The Boies factor

"Earnings worrying markets" has emerged as the business headline of the week, as every financial adviser from New York to London to Frankfurt and back chats away about how disappointing results are chilling the Nasdaq and the S&P.

Piffle, says Larry Kudlow, chief US economist of ING Barings.

Third-quarter profits on a trailing 12-month basis were up 50 per cent for computer and software companies in the S&P 500. (Such a trailing basis compares a quarter to the same quarter a year earlier.) Semiconductor equipment makers' earnings rose by more than 130 per cent. The Kudlow explanation for the downturn is a simpler one. Mr Kudlow blames superlitigator David Boies.

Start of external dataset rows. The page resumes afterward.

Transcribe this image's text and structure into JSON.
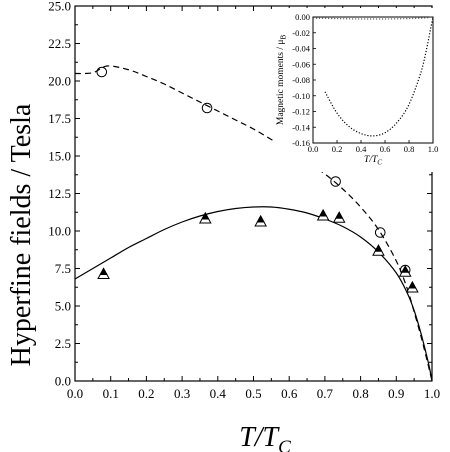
{
  "chart_data": [
    {
      "type": "line",
      "xlabel_main": "T/T",
      "xlabel_sub": "C",
      "ylabel": "Hyperfine fields / Tesla",
      "xlim": [
        0.0,
        1.0
      ],
      "ylim": [
        0.0,
        25.0
      ],
      "xticks": [
        0.0,
        0.1,
        0.2,
        0.3,
        0.4,
        0.5,
        0.6,
        0.7,
        0.8,
        0.9,
        1.0
      ],
      "yticks": [
        0.0,
        2.5,
        5.0,
        7.5,
        10.0,
        12.5,
        15.0,
        17.5,
        20.0,
        22.5,
        25.0
      ],
      "xtick_labels": [
        "0.0",
        "0.1",
        "0.2",
        "0.3",
        "0.4",
        "0.5",
        "0.6",
        "0.7",
        "0.8",
        "0.9",
        "1.0"
      ],
      "ytick_labels": [
        "0.0",
        "2.5",
        "5.0",
        "7.5",
        "10.0",
        "12.5",
        "15.0",
        "17.5",
        "20.0",
        "22.5",
        "25.0"
      ],
      "series": [
        {
          "style": "dashed",
          "color": "#000000",
          "x": [
            0.0,
            0.05,
            0.09,
            0.15,
            0.2,
            0.25,
            0.3,
            0.35,
            0.4,
            0.45,
            0.5,
            0.55,
            0.6,
            0.65,
            0.7,
            0.75,
            0.8,
            0.85,
            0.9,
            0.93,
            0.95,
            0.97,
            0.99,
            1.0
          ],
          "y": [
            20.5,
            20.55,
            21.0,
            20.75,
            20.3,
            19.8,
            19.2,
            18.6,
            18.0,
            17.4,
            16.8,
            16.1,
            15.4,
            14.6,
            13.8,
            12.8,
            11.6,
            10.1,
            8.0,
            6.2,
            4.6,
            2.9,
            1.0,
            0.0
          ]
        },
        {
          "style": "solid",
          "color": "#000000",
          "x": [
            0.0,
            0.05,
            0.1,
            0.15,
            0.2,
            0.25,
            0.3,
            0.35,
            0.4,
            0.45,
            0.5,
            0.55,
            0.6,
            0.65,
            0.7,
            0.75,
            0.8,
            0.85,
            0.9,
            0.93,
            0.95,
            0.97,
            0.99,
            1.0
          ],
          "y": [
            6.8,
            7.5,
            8.2,
            8.9,
            9.5,
            10.1,
            10.6,
            11.0,
            11.3,
            11.5,
            11.6,
            11.6,
            11.45,
            11.2,
            10.8,
            10.3,
            9.6,
            8.6,
            7.2,
            5.9,
            4.7,
            3.1,
            1.2,
            0.0
          ]
        },
        {
          "marker": "open-circle",
          "x": [
            0.075,
            0.37,
            0.73,
            0.855,
            0.925
          ],
          "y": [
            20.6,
            18.2,
            13.3,
            9.9,
            7.4
          ]
        },
        {
          "marker": "half-filled-triangle",
          "x": [
            0.08,
            0.365,
            0.52,
            0.695,
            0.74,
            0.85,
            0.925,
            0.945
          ],
          "y": [
            7.1,
            10.8,
            10.6,
            11.0,
            10.85,
            8.65,
            7.25,
            6.2
          ]
        }
      ],
      "inset": {
        "type": "line",
        "xlabel_main": "T/T",
        "xlabel_sub": "C",
        "ylabel_main": "Magnetic moments / μ",
        "ylabel_sub": "B",
        "xlim": [
          0.0,
          1.0
        ],
        "ylim": [
          -0.16,
          0.0
        ],
        "xticks": [
          0.0,
          0.2,
          0.4,
          0.6,
          0.8,
          1.0
        ],
        "yticks": [
          0.0,
          -0.02,
          -0.04,
          -0.06,
          -0.08,
          -0.1,
          -0.12,
          -0.14,
          -0.16
        ],
        "xtick_labels": [
          "0.0",
          "0.2",
          "0.4",
          "0.6",
          "0.8",
          "1.0"
        ],
        "ytick_labels": [
          "0.00",
          "-0.02",
          "-0.04",
          "-0.06",
          "-0.08",
          "-0.10",
          "-0.12",
          "-0.14",
          "-0.16"
        ],
        "series": [
          {
            "style": "dotted",
            "color": "#000000",
            "x": [
              0.1,
              0.2,
              0.3,
              0.4,
              0.5,
              0.6,
              0.7,
              0.8,
              0.9,
              0.95,
              0.98,
              1.0
            ],
            "y": [
              -0.095,
              -0.122,
              -0.139,
              -0.148,
              -0.151,
              -0.147,
              -0.134,
              -0.111,
              -0.07,
              -0.038,
              -0.015,
              0.0
            ]
          },
          {
            "style": "dotted",
            "color": "#666666",
            "x": [
              0.0,
              0.2,
              0.4,
              0.6,
              0.8,
              0.9,
              0.95,
              0.98,
              1.0
            ],
            "y": [
              -0.0015,
              -0.002,
              -0.0025,
              -0.0025,
              -0.002,
              -0.0015,
              -0.001,
              -0.0003,
              0.0
            ]
          }
        ]
      }
    }
  ]
}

The argument for the Boies Index is straightforward. Mr Boies was the lead outside lawyer in the Justice Department's antitrust case against Microsoft. As recently as late 1999, Microsoft's stock was doing just fine, Justice's attentions notwithstanding. Then traders began to believe that Mr Boies's aggressive representation would sway Judge Thomas Penfield Jackson. The market divined, perhaps correctly, that it was Mr Boies's legal gifts that persuaded the judge to draw and quarter the company. Microsoft shares plunged by half, and the rest of the Nasdaq tech index also snapped, dropping to 3,300 in the wake of Judge Jackson's ruling from a year high of 5,000-plus.

This painful memory intruded when Mr Boies took centre stage yet again in the national consciousness, this time as the star lawyer leading Vice-President Al Gore's legal efforts to claim the presidency. After election day and Mr Boies's re-emergence, the Nasdaq resumed its steep decline, falling nearly 20 per cent in the two weeks after election day. "With David Boies celebrating the Florida Supreme Court's pro-Gore judicial decision at 11:30" one night, writes Mr Kudlow, "it is no wonder the Nasdaq dropped another 100 points" the next trading day.

In the mid-November period when Mr Gore's chances looked the best, posits Mr Kudlow, the market fretted that Mr Boies might become a permanent fixture in a Gore administration, perhaps as head of the Federal Trade Commission or the Justice Department's powerful anti-trust division.

After all, the attorney had already signalled his willingness to take on a low-pay government job when he volunteered to reduce his fee for the Microsoft case. Matters weren't helped by the fact that older traders had not forgotten Mr Boies's success a decade or so ago in bringing down junk-bond king Michael Milken.

Mr Kudlow's research team reckons Mr Boies is personally responsible for an $800bn loss in value this time around-that on top of the evaporation of nearly $1,300bn earlier in the year.

It may seem a little cruel to pin this year's bloodbath on a single figure. But Mr Kudlow's point is a good one. In bumpy periods individuals become proxies for an overall bearish feeling. And as economist Art Laffer has noted, this time the bears are particularly concerned about the prospects for a "regulatory recession". Recent history has shown that regulation and antitrust work can turn a boom into a bust, or at least accelerate and dramatise a shift. Through their heavy-handed management of the savings and loan and junk-bond crises, federal regulators, banking authorities and prosecutors did much to bring about the last recession.

Looking farther back, to the Great Depression, historian Lawrence Reed of the Mackinac Center notes, it was Franklin Roosevelt who played the role of spook. Every time the president proposed a tax hike, and he did numerous times, the market dove. Particularly dramatic was the plunge after FDR imposed, by executive order, a 100% tax on incomes over $25,000 a year.*

Anyone who doubts that an individual can hold such an outsized role in these milder times, must recall the enormous beneficial role Fed Chairman Alan Greenspan has played on the global stage in the 1990s. And if the 1990s/2000 markets can rise because of a man, they can fall because of one. In other words, it can matter when a supposed bogeyman like Mr Boies says "Boo!"